Documento feito pela consultora em conjunto com o Gabinete de Estudos do Ministério da Economia foi referido pelo governante na Assembleia da República, mas João Cotrim Figueiredo aponta-lhe contradições em relação a outro estudo sobre sectores críticos para o crescimento económico.

António Cotrim/Lusa

O deputado único e presidente da Iniciativa Liberal, João Cotrim Figueiredo, entregou um requerimento na Assembleia da República em que exige que o Ministério da Economia e da Transição Digital entregue aos deputados um estudo, feita pela consultora McKinsey em conjunto com o Gabinete de Estudos do Ministério da Economia, onde se conclui que “o sector do transporte aéreo é dos mais críticos para o futuro da economia portuguesa”.
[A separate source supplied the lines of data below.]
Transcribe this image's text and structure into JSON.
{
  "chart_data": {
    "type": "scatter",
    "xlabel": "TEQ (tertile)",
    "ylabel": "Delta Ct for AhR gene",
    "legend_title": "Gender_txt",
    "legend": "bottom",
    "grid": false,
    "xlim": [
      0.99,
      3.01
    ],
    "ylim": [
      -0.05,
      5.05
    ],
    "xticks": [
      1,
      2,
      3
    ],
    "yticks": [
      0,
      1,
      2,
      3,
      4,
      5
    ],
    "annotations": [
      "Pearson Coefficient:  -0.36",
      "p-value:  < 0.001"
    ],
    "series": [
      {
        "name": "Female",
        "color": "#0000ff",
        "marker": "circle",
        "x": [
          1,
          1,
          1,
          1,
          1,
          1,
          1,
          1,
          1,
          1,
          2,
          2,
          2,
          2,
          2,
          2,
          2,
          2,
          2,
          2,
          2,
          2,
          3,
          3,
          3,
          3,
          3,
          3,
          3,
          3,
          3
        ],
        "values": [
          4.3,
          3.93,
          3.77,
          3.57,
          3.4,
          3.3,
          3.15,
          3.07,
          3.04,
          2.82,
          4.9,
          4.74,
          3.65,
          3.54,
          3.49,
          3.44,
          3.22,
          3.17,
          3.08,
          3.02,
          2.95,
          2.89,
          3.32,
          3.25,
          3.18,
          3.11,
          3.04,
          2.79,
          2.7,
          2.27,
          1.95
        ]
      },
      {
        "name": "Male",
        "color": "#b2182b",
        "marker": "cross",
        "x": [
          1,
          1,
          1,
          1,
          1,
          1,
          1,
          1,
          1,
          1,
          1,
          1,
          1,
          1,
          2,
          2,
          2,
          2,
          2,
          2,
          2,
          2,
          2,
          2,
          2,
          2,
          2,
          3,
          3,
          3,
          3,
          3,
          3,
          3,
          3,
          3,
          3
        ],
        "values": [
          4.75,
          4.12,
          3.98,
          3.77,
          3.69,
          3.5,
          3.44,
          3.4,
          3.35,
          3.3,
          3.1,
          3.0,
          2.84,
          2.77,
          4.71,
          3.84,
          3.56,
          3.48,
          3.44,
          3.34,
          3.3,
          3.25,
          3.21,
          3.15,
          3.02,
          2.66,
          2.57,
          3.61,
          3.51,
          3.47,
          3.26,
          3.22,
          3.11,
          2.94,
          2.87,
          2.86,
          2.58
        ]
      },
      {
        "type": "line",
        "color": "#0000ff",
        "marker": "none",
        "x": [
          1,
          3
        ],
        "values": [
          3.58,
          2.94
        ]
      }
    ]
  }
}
Segundo o partido, este parecer pretende “justificar a inevitabilidade dos vultuosos apoios financeiros concedidos e a conceder à TAP”, mas contradiz as conclusões do estudo “Covid-19: Retoma da Economia Portuguesa”, elaborado em junho e disponível no site do Gabinete de Estratégia e Estudos do mesmo ministério, no qual o transporte aéreo surge nas últimas posições entre aqueles que mais deverão receber apoio estatal.

Segundo o requerimento da Iniciativa Liberal, isto significa uma contradição entre os dois documentos “no que diz respeito à razoabilidade da injeção de dinheiro dos contribuintes na TAP”, tornando essencial a divulgação do estudo realizado em colaboração com a McKinsey a que Pedro Siza Vieira se referiu a 11 de dezembro, na Assembleia da República. Nessa ocasião, o ministro de Estado e da Economia disse que se tratava de “uma avaliação de quais são os sectores críticos para o crescimento da economia portuguesa em função do impacto que a pandemia está a ter” e de “quais os sectores e empresas em que devemos concentrar a nossa atenção porque, a desaparecerem, o prejuízo para a economia portuguesa era mais elevado”.

Considerando “importante esclarecer esta contradição entre um estudo conhecido e outro que não é público”, a Iniciativa Liberal defende que o documento elaborado pelo Gabinete de Estudos do Ministério da Economia em conjunto com a consultora, avaliando sectores de importância crucial para a economia nacional, “é fundamental para a compreensão do foco dos auxílios estatais à economia portuguesa e para a fiscalização política destes mesmos auxílios”.